After the Harley I had an Aprilia 1000. It entirely out-performed me, rewarding my tentative attempts at riding it fast with an experience much like an aircraft breaking up on take-off. Cheating death for a whole 12 months, I traded it for the newly launched, wonderfully solid and boringly reliable BMW R1150GS. It looked purposeful, even maybe beautiful in a Mad Max sort of way and with all that Boxer Twin weight down low, it reacted predictably to being thrown around country lanes. Press reviews were unanimous - it won accolades and awards - and in lots of way it set the tone for the many road-biased touring enduro models that followed. Seventeen years on, I still have the BMW. It was the bike that changed the way I rode; racking up over 100,000 miles, it took me to Europe, the States, Alaska, Canada and New Zealand. It’s a bit of a dog now; the cylinder heads are flaky, the spokes are rusty and the grips are bare. And all the bits that could have fallen off, did so some time ago.
So with this capable lump already in the garage, you might think there’s no need to appease my 40-something angst with another motorcycle. But I am just ‘man’. And regardless of existing ownership, I can’t possibly retaliate effectively to the challenge of middle age without buying another one, something different. Something red.

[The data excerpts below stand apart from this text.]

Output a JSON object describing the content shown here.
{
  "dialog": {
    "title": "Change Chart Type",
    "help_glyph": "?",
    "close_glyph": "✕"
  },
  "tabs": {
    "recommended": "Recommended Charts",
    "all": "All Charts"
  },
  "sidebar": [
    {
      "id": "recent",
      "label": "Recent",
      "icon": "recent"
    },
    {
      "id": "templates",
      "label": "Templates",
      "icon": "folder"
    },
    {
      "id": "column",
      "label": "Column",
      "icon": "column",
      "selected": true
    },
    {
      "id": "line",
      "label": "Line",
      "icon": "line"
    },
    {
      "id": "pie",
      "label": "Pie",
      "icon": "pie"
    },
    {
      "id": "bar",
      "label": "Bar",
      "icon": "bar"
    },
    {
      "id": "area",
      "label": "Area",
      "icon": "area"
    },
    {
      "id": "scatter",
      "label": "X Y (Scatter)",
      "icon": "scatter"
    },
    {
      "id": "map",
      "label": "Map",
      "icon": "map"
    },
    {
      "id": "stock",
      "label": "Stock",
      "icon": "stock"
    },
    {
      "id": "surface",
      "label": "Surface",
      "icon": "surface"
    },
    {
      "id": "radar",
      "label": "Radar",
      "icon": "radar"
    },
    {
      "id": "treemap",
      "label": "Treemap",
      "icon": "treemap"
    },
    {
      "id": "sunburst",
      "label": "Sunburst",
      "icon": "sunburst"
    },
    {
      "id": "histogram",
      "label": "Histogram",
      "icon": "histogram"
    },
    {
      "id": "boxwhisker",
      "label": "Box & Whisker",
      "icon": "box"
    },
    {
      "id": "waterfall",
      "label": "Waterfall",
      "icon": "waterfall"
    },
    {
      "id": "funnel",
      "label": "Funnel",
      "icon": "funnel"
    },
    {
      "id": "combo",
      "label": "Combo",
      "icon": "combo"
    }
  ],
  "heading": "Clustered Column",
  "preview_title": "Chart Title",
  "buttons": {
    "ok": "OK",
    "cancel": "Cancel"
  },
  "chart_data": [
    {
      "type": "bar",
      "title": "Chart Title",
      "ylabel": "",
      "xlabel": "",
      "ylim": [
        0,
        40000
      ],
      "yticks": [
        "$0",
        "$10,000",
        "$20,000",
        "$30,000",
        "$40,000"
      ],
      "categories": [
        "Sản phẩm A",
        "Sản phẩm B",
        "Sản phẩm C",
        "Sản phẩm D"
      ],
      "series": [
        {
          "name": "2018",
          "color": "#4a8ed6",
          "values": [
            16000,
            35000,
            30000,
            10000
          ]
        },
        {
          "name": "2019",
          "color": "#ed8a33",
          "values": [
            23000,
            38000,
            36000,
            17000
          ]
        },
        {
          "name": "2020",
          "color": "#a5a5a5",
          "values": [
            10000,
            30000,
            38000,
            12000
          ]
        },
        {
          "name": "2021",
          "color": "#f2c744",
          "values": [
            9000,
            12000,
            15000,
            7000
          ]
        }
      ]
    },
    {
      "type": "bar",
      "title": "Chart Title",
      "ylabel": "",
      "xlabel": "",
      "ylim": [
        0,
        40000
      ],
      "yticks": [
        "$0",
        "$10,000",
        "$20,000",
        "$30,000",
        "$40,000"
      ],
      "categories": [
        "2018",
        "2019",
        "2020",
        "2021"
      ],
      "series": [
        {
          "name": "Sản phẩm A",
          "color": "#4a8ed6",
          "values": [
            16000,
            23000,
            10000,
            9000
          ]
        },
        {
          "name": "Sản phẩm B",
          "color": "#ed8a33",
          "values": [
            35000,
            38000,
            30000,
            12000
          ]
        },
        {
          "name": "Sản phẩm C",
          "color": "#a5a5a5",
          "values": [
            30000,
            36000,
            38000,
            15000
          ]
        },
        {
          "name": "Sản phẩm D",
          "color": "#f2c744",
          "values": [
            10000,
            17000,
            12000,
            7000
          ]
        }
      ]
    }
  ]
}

From its early 20th-century roots in aeronautics, MV Agusta began developing motorcycles in response to a decline in the civil aviation industry and in 1945 launched their first model, the ‘98’. With the development of a 125cc engine, racing success followed with Carlo Ubbiali taking 1st in 1955, going on to claim the World Championship nine times in his career. Capitalising on competition success, further road models were offered throughout the 50s and investment into racing development grew.